しばらくぶりの記事になりますが、これからはせめて週1回ぐらいのペースで記事を書いていきたいと思います(無理をせずに持続可能な範囲で!)。最近は、いろいろなイベントにも顔を出し、本もいろいろ買っていますが、どれも消化不良気味で、自分としての考えがなかなかまとまらない状況ではあります。それでも、このブログで記事を書くことで少しずつでも考えが整理できればと思っています。

今回は「食料自給率」です。ご存知のとおり日本のカロリーベースの自給率は40%ということで、先進各国の中では非常に低い水準に留まっています。そんな中で、先日、都道府県別の食料自給率というものが、農林水産省から発表されました。

[都道府県別食料自給率]
http://www.maff.go.jp/www/press/cont2/20051125press_2.html

これだけ物流の発達した世の中で都道府県別の食料自給率というものがどれだけ意味があるかという議論もありますが、日本の中で食料がどのように生産され、動いているのかがわかります。主な都道府県の食料自給率は以下のとおりです。特に東京都の食料自給率はわかってはいても衝撃的な数字です。

[食料自給率(カロリーベース/生産額ベース)]

北海道: 201%/177% <--- 非常にバランスがとれています
青森県: 117%/175% <--- 東北地方は概ねこの数値に近い(米どころ)
千葉県: 30%/76% <--- 野菜が多いためでしょうか
東京都: 1%/5% <--- わかっていても衝撃的な数字です
神奈川県: 3%/11%
山梨県: 21%/89%
長野県: 53%/123%
新潟県: 89%/131%
鳥取県: 58%/117%
徳島県: 44%/145%
鹿児島県: 78%/209%
沖縄県: 27%/54%

この食料自給率とサステナビリティ(持続可能性)について、昨年9月に日本学術会議の人口・食料・エネルギー特別委員会が報告書を出しています。また、そのときの委員長の方が書いたコラムが先日載っていました。人口減少社会を向かえ、それを前提に今まではやりたくでも出来なかった食料自給率やエネルギー自給率の向上による”豊かな”、持続可能な社会を創っていこうという趣旨です。この様な物質的な成長ではなく生活の”質”を向上させるという考え方はこれからの社会のビジョンを考えるときに非常に重要だと思います。

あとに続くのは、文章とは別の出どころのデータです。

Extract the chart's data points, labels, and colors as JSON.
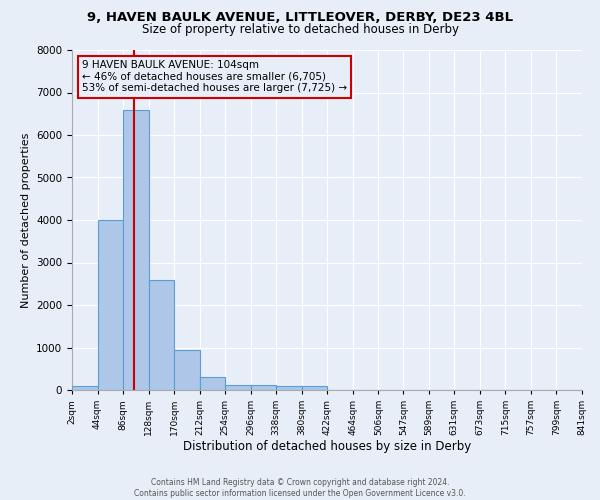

[人口減少時代にこそ食料の自給率向上を(農業協同組合新聞)]
http://www.jacom.or.jp/ronsetsu/jiron/jiron06/rons102s06013005.html

[日本学術会議報告書「人口減少時代の”豊かな”社会]
http://www.scj.go.jp/ja/info/kohyo/pdf/kohyo-19-t1035-4.pdf

ただし、将来を考える上での不安要因もいくつもあります。それを考えさせてくれるのが、レスター・ブラウン氏の「フード・セキュリティー」という本です。水の問題、土壌の問題、飼料の問題など、日頃、輸入作物に頼っていてほとんど意識しない食料の問題について知ることができます。「だれが世界を養うのか」という副題が問題の深刻さを物語っています。豊かになるほど、肉を食べる量が増えるそうです。食肉のためには、飼料が必要です。大量の飼料には、大量の水が必要です。日本国内では、水(淡水)は非常に豊富にあるように感じますが、世界的には
この水の不足が深刻な問題となっています。地球温暖化に伴う気候変動が、それに拍車をかけるだろうとこの本では警告しています。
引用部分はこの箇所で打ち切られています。